«Больше мне нечего сказать. Теперь я сниму с вас наручники». И снял…
О Мейсоне тоже подумал, но ничего не почувствовал. Бешенство, горе – все прошло. Жги меня огнем – не шевельнусь, не вздрогну.
Сидел я так, а потом, понимаете… – заря мне, что ли, напомнила – стал думать об Америке и отом, как занимается день над всем восточным побережьем, над километрами и километрами его, над Атлантикой, над бухточками, заливами и устьями ленивых равнинных рек, над прибрежными домами, закрытыми и сонными, как в небе исподволь разливается свет, и встают рыбачьи заколы над отливом, и машут крыльями утки, и яблочно-зеленая заря загорается над отмелями, бухтами и белыми берегами. Не думаю, что только из-за этого… не знаю почему, но вдруг я почувствовал, что тревога и мучения – почти все позади. Я думал о том, как солнце встает над побережьем Виргинии и Каролин и как это выглядело с галеонов века назад, когда после черной ночи утро грянет, словно трубный глас, и вот блестит, зеленое и необъятное, за полчищами волн. И вдруг мне захотелось, как ничего не хотелось в жизни, вернуться туда, и я понял, что вернусь…
Немного погодя я услышал, что двое старших ребят шепчутся в соседней комнате. Потом они, крадучись, спустились в сад, и я услышал, как позади меня завозилась в постели Поппи, потом услышал, как дети зовут друг друга, и при свете зари увидел, что они заняты какой-то игрой, больше похожей на танец. Не знаю, что это было такое, но они шагали друг другу навстречу и беззвучно сталкивались ладонями – словно ожили вдруг Папагено и Папагена или какой-то еще более нежный райский образ, словно они были дети не этой земли, а какого-то другого, сладостного утра, до начала времен, до начала истории.
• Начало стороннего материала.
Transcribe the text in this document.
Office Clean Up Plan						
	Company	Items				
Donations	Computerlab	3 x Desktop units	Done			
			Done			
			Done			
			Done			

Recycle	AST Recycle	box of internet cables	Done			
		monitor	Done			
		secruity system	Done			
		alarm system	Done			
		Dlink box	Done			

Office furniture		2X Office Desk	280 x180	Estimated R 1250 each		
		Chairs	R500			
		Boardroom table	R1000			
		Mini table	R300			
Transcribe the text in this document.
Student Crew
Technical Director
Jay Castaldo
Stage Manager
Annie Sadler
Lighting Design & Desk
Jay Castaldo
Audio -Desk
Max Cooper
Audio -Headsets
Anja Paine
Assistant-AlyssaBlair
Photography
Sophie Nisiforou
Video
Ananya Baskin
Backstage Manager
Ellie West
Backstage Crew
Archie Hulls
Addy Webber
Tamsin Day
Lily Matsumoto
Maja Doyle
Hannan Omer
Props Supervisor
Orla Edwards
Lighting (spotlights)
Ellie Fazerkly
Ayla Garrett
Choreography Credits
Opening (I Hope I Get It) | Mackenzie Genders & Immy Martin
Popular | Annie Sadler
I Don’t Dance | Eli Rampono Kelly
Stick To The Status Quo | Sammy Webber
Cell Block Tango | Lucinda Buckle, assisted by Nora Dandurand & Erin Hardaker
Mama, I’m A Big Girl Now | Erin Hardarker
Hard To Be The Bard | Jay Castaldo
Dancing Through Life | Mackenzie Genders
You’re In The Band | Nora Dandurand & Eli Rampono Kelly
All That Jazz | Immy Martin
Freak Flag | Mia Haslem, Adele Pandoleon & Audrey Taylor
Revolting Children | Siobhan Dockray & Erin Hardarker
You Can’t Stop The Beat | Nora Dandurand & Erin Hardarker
Я наблюдал за ними так, как будто видел их первый раз в жизни – или во сне.
Потом Поппи опять завозилась, приподнялась на кровати, и я услышал: «Ой, Касс, ты вернулся!» Я подошел, сел и обнял ее. Я хотел что-нибудь сказать, попросить прощения, но не мог – еще не мог. Она сказала: «Я думала, ты уже не вернешься! Я с ума сходила от страха! Где ты был?» Ну, я что-то соврал ей, решив, что еще успею сказать, где я был. Я ее успокоил. Мы немного поговорили, она задала мне сто вопросов, но потом начала зевать, спросила, который час, и опять легла на подушку. «Ну, как всегда, я ничего про тебя не понимаю, – пробормотала она уже спросонок, – но я очень рада, что ты вернулся». Я отошел и снова сел у окна.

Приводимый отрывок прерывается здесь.